Although the AUC we found here is too low to be clinically useful, several avenues for improving the AUC exist. We were constrained by the data available to compare those who had a severe reaction to COVID-19 with the general population, but the general population probably contains a substantial number of people who would also have a severe reaction to COVID-19. A better approach would be to compare those who had a severe reaction to COVID-19 with those who were asymptomatic or had a mild reaction. Simply having a much larger number of patients who had a severe reaction might also lead to an increase in AUC.
Changes in our feature selection and classification algorithm might also improve the AUC. Our feature selection algorithm that transformed “l2r” data into our final chromosomal-scale length variation data took averages over each quarter of a chromosome. We could instead include smaller chromosome segments. Generally, we need the number of features to be much less than the number of observations (patients). So, an increase in the number of observations would allow an increase in the number of features. Also, an alternative machine learning algorithm might improve the AUC. Different algorithms perform differently on different classes of problems and XGBoost generally performs well on tabular data. We did a brief test of different algorithms before choosing XGBoost as the best solution for this problem. But, for instance, a deep learning algorithm might have better performance with proper tuning.
Our results add to the recent work done by others on the link between genetics and severity of COVID-19. For instance, one study from the Netherlands identified four young men from two different families who had severe symptoms of COVID-19 and no preexisting medical conditions.

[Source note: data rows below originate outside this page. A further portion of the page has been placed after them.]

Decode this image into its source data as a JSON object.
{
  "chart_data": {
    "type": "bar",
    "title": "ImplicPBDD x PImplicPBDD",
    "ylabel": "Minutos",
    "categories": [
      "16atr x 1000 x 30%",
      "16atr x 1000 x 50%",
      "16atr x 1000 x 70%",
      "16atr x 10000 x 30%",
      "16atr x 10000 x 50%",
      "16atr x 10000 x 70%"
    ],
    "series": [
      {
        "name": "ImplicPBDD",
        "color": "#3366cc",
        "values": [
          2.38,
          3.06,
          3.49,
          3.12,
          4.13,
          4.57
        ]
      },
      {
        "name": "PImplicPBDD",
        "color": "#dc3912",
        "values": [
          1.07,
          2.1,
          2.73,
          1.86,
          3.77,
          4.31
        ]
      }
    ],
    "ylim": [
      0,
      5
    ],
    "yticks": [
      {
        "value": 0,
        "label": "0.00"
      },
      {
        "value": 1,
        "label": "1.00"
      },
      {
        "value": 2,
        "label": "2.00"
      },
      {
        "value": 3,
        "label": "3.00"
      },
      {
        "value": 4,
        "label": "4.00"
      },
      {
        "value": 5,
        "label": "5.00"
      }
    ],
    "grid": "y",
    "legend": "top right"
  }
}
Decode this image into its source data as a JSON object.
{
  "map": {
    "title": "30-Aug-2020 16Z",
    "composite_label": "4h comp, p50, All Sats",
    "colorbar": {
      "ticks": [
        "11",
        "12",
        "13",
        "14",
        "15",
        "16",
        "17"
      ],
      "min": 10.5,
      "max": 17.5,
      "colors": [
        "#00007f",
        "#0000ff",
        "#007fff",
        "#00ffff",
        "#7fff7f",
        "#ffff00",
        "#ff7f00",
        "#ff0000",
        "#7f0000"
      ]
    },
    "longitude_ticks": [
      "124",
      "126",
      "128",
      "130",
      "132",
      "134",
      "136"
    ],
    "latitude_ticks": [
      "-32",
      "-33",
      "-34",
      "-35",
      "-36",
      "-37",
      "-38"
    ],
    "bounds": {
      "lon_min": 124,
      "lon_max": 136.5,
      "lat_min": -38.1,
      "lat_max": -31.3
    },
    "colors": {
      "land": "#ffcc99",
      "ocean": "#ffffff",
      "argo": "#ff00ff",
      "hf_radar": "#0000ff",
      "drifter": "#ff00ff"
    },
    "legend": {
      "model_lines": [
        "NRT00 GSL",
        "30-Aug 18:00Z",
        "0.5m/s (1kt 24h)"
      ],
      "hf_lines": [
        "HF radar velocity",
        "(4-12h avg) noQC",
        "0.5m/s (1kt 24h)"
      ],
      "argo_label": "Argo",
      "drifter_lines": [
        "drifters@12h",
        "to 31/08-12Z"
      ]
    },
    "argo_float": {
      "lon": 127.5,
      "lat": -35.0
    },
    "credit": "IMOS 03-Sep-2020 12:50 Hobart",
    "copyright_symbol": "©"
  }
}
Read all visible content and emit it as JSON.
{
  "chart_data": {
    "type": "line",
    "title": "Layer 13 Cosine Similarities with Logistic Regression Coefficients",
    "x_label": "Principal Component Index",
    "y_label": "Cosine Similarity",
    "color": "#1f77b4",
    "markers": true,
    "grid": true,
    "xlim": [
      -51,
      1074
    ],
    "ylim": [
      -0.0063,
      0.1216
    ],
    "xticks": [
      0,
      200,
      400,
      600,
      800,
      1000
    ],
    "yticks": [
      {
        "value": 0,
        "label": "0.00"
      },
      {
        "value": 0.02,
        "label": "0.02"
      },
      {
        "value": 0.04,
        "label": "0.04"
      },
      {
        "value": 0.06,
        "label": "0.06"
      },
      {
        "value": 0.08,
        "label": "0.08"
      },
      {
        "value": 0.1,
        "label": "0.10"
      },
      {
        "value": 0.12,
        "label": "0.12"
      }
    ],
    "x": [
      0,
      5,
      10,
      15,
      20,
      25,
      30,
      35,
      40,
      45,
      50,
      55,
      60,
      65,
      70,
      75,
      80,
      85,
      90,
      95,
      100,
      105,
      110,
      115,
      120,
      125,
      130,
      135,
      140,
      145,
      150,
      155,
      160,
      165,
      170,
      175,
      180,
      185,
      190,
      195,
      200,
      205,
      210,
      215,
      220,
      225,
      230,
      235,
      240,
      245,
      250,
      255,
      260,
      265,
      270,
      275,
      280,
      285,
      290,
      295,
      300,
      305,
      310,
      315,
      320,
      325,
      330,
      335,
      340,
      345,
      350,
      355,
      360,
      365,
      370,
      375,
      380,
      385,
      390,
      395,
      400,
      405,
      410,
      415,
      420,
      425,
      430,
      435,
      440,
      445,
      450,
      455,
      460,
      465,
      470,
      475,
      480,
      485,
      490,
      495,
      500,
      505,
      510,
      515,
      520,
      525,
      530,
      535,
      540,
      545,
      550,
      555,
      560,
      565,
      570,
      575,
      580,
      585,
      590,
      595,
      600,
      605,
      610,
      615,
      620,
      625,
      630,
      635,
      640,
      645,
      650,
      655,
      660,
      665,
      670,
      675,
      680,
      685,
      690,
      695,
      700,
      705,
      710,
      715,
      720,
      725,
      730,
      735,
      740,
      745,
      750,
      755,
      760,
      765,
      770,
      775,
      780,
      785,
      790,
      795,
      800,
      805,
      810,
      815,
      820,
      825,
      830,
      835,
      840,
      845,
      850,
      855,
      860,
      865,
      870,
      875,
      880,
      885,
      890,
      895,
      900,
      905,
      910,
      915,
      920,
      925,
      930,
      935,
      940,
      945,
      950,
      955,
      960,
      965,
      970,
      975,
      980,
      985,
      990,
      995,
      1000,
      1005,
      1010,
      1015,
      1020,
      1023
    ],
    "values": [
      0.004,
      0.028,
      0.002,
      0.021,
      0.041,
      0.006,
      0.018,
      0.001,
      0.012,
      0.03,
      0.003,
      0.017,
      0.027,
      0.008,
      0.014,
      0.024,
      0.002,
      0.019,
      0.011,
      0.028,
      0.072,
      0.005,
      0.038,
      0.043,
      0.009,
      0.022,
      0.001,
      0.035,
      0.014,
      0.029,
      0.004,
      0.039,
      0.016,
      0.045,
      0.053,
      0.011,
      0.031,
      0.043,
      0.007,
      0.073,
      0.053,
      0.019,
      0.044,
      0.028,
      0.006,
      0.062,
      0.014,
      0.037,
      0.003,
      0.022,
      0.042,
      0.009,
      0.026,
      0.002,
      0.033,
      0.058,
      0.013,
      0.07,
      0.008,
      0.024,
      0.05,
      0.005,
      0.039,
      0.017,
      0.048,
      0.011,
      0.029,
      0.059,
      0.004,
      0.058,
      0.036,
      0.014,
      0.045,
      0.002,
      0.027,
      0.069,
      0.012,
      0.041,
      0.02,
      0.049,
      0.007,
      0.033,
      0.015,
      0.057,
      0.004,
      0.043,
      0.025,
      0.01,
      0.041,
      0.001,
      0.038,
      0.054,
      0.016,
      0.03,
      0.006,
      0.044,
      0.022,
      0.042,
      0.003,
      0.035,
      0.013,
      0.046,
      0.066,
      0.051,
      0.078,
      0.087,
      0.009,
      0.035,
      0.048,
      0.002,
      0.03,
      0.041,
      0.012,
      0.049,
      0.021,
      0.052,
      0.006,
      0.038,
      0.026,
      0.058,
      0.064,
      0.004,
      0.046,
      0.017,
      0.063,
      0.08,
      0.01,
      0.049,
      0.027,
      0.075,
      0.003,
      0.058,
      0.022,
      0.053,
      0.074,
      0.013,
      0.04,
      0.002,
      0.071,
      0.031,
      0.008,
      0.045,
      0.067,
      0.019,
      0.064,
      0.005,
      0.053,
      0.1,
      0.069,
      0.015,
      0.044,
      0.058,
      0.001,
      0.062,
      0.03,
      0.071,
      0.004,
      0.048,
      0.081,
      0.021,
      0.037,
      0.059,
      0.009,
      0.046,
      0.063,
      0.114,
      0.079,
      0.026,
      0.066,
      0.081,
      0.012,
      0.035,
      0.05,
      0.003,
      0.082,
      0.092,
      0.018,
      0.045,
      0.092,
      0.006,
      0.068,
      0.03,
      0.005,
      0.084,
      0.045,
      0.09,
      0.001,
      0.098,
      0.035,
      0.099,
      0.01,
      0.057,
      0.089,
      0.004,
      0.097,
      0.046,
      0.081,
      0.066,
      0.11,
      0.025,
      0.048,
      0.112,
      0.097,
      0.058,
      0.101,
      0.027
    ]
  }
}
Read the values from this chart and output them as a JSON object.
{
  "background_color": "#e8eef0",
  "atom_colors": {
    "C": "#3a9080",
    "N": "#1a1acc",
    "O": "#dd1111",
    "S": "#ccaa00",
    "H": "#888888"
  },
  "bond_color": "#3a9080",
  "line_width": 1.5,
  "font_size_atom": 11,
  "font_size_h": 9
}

Detailed genetic studies revealed that these four men all had a rare loss of function variant of TLR7, which lies on the X-chromosome.
A detailed study of this UK Biobank COVID-19 dataset found that Black and Asian patients were at a significantly higher risk of testing positive compared to white patients . This study also attempted to derive a polygenic risk score. However, when they applied the polygenic risk score to a hold-out group, they found that the mean score was indistinguishable between the group of people who had tested positive and the group that had no positive test. In comparison, our work found that these two groups are distinguishable with a genetic risk score, but only very slightly. We measured the AUC at 0.51. They  do not report an AUC, but an indistinguishable test is the equivalent of an AUC of 0.50.
Other more comprehensive metastudies have identified one specific genetic component behind the severity of COVID-19. For instance, one study of COVID-19 patients who experienced respiratory failure at seven hospitals in Italy and Spain found a fairly strong association in a cluster of genes lying on part of chromosome 3 and a borderline association in chromosome 9 encompassing the ABO blood group locus . The “ANA_B2” June 2020 results posted by the COVID-19 Host Genetics Initiative [12,13], also indicate a strong association in Chromosome 3, but fail to reproduce the association in chromosome 9. The COVID-19 Host Genetics Initiative “ANA_B2” study compares hospitalized COVID-19 patients to the general population and are mostly derived from patients in Europe and Brazil. Neither study attempted to derive a genetic risk score.
This study has several weaknesses. First, we cannot attribute the severity of COVID-19 to particular genetic variants. This study only finds correlations and does not establish a cause and effect. Second, while it is possible that these correlations relate to underlying biology, it is also possible that the correlations are related to ancestral differences that translate to socio-economic differences. COVID-19 severity is known to be correlated with racial/ethnic background[14,15]. The small effect that we measured might be simply due to the larger complex effect of racial/ethnic disparities in COVID-19 severity.